The French looked at Benito Juarez, the President of Mexico, with scorn and contempt. Juarez, a man of short stature and of Indian descent, would pose no serious threat to their plans of domination, so thought Napoleon III, the French Emperor. Napoleon III placed Archduke Maximilian of Hapsburg as the "Emperor of Mexico." Maximilian was convinced that the people of Mexico would embrace his leadership. The Mexicans that did join Maximilian were mostly the wealthy and aristocratic Mexicans that feared that they would lose their wealth and power with the agrarian reform-minded Juarez.
In order to secure their control of the country, the French needed to move their coastal base to the capital city of Mexico. General Laurencez headed an army of 6,000 well-trained and well-equipped French cavalry and infantrymen. The French army, following the Napoleonic Wars, was considered to be the best fighting force in the world. The French needed to pass through the city of Puebla on their journey to the capital. Benito Juarez ordered Texas-born General Ignacio Zaragosa to defend the city of Puebla.
Unlike the French army, the Mexican army was poorly equipped and their image was less than enviable. The Mexican army, though it had fought bravely against the U.S. in 1848, had ultimately been annihilated. Mexico had lost half of its territory to the U.S. General Zaragosa positioned his army of 4,000 into two forts and along the mountain sides facing the French advance. On May 5th, General Laurencez, with an air of contempt towards the Mexican forces, ordered a full-scale frontal attack on the Mexican fortified positions. The Mexicans, with a deadly crossfire from their two fortified positions, repulsed the French. The French suffered 1,000 casualties in their first assault. After several more unsuccessful charges by the French and faced with shortages of ammunition, the Mexicans fought with farm implements, machetes, and stones. The Mexicans then drove stampeding cattle at the French in order to create confusion amongst them.
Laurencezís army, badly mauled, retreated to the Mexican coast. Napoleon III was humiliated by the Mexican victory and dispatched 28,000 additional French troops in order to eventually secure Mexico City and thus Mexico for Maximilian.

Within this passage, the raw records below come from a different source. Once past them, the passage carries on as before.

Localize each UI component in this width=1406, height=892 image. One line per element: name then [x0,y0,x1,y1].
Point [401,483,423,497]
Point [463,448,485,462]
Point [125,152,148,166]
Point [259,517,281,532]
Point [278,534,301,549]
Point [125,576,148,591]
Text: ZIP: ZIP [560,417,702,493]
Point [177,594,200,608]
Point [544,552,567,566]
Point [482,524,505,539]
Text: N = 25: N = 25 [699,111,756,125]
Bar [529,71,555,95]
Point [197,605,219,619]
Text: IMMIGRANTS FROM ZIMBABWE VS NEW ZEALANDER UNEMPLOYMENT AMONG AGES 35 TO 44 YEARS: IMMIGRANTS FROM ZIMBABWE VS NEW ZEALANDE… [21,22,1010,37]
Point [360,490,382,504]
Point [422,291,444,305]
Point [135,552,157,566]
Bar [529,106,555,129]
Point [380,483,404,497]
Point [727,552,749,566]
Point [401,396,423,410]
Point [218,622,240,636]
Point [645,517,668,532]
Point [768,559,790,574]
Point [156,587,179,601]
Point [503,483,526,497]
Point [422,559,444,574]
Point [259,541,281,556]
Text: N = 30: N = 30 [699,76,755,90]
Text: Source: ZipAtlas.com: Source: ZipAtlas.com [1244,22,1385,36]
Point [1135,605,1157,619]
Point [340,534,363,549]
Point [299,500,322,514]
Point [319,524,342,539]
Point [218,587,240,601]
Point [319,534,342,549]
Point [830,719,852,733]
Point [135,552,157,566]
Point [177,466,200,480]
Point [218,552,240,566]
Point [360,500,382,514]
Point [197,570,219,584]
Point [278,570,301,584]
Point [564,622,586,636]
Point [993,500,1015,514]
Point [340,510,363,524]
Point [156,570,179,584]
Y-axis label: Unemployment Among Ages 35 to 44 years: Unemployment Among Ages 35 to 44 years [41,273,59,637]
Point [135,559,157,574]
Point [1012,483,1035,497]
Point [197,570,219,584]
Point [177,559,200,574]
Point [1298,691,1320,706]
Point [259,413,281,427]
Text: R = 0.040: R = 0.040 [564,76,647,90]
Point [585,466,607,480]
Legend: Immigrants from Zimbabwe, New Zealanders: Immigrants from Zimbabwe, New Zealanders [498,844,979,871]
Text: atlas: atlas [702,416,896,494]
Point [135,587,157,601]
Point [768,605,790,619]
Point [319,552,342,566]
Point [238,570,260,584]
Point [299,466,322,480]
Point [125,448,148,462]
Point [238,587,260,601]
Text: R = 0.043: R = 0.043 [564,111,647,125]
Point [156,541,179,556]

The Mexican army was greatly aided by civilian combatants, many of whom were women. The Mexican people gained a source of newly found pride and resolve in their struggle against foreign domination. Even though the French ultimately occupied Puebla and Mexico City, the Mexican patriots fought against superior numbers with the conviction that they would eventually control their own destiny and live in an independent Mexico once again.